Hello all. Matthew here from NZ with a few thousand pets in a top bar hive made from free recycled timber, or lumber if in Trump Land. (I wonder if that'll get response).
It's my second hive I've had, but I didn't pay adequate attention over winter , a very wet winter, and so the bees sadly starved. I felt pretty bad about this but given another chance I'll be sure to be a better landlord.
I look forward to reading your posts and hope to occasionally contribute my own experiences, observations etc.
Thankyou


----------



## AmericasBeekeeper (Jan 24, 2010)

Welcome Matthew!


----------



## Kiwi Matt (Nov 20, 2016)

AmericasBeekeeper said:


> Welcome Matthew!


Thanks for the welcome.
That first hive which has been empty since my first colony died, has for the past 4 or 5 days a large number of scout bees checking it out to the point you'd swear they had moved in. This morning I've seen pollen laden bees and even a drone entering which I wouldn't have thought either are involved in scouting, so I had a quick peek and lo and behold , a colony, albeit a rather small one is in the house.
It's interesting to note that this new colony exits their hive considerably earlier than my other more established, larger hive which incidentally has the sun shining upon it earlier in the morning. Perhaps the newer, smaller colony has more of a sense of urgency to work than the other.
I don't know whether complacency becomes an issue with a larger hive, as can be said for a larger business in some instances. Doubtful, as bees aren't psychologically motivated or geared as us humans. Or are they?


----------



## Oldtimer (Jul 4, 2010)

Kiwi Matt said:


> Or are they?


Yes.
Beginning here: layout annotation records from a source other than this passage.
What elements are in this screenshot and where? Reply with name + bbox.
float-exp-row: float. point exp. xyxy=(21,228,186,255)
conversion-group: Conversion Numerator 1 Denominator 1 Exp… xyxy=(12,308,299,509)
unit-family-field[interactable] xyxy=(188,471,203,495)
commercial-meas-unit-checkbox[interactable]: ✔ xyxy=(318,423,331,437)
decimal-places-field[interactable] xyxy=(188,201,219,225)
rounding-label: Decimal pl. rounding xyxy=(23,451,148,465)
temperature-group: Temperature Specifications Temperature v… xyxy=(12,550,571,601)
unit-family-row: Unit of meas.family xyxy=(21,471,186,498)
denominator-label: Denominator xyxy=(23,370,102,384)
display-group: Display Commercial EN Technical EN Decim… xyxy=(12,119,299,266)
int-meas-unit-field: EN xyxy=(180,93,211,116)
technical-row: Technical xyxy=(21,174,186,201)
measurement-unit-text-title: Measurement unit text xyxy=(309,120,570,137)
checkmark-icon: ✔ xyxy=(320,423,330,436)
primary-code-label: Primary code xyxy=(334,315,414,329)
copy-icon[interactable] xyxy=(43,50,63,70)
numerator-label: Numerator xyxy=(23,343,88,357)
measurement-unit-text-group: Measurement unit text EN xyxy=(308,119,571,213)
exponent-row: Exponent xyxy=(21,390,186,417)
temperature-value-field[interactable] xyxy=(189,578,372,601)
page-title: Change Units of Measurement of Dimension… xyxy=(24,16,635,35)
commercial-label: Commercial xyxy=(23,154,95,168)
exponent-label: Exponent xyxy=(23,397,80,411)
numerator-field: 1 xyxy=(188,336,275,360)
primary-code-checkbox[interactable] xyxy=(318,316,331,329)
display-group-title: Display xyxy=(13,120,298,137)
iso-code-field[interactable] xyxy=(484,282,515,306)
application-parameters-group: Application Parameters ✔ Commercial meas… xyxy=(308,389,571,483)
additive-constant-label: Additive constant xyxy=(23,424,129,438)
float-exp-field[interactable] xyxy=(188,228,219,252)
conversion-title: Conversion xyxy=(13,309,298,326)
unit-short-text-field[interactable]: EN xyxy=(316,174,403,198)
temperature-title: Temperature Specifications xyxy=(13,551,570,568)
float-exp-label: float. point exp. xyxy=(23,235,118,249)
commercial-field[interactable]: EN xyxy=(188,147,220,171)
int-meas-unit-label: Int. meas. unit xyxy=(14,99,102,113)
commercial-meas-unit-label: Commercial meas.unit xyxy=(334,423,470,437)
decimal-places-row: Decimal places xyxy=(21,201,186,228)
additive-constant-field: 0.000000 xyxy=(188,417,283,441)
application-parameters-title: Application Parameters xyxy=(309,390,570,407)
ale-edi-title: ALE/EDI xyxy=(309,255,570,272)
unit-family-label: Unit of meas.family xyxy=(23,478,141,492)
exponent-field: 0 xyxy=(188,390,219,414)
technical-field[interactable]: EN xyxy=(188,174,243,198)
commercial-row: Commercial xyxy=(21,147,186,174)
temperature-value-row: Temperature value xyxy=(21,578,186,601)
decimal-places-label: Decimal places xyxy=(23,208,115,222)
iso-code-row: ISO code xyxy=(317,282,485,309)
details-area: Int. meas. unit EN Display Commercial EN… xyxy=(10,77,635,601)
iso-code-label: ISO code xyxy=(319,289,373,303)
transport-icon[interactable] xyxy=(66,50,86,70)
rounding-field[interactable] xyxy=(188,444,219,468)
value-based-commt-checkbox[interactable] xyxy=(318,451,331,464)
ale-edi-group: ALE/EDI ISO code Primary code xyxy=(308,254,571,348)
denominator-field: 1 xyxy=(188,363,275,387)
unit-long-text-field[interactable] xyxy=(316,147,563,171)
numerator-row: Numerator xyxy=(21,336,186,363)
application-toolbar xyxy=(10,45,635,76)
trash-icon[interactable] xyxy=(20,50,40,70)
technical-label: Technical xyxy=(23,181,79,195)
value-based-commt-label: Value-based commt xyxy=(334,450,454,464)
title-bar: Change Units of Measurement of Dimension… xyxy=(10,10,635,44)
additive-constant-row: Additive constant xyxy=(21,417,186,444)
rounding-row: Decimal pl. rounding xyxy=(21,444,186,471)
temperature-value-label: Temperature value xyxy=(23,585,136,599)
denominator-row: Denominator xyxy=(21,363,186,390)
New swarms are psychologically pumped.


----------



## Kiwi Matt (Nov 20, 2016)

So you mean they are mentally focused with an sense of urgency and purpose?
I guess that explains their behavior, but still amazing right?


----------



## Oldtimer (Jul 4, 2010)

Yes to all.


----------



## Tenbears (May 15, 2012)

Welcome!


----------



## GaryG74 (Apr 9, 2014)

Welcome to Bee Source and good luck with your bees.


----------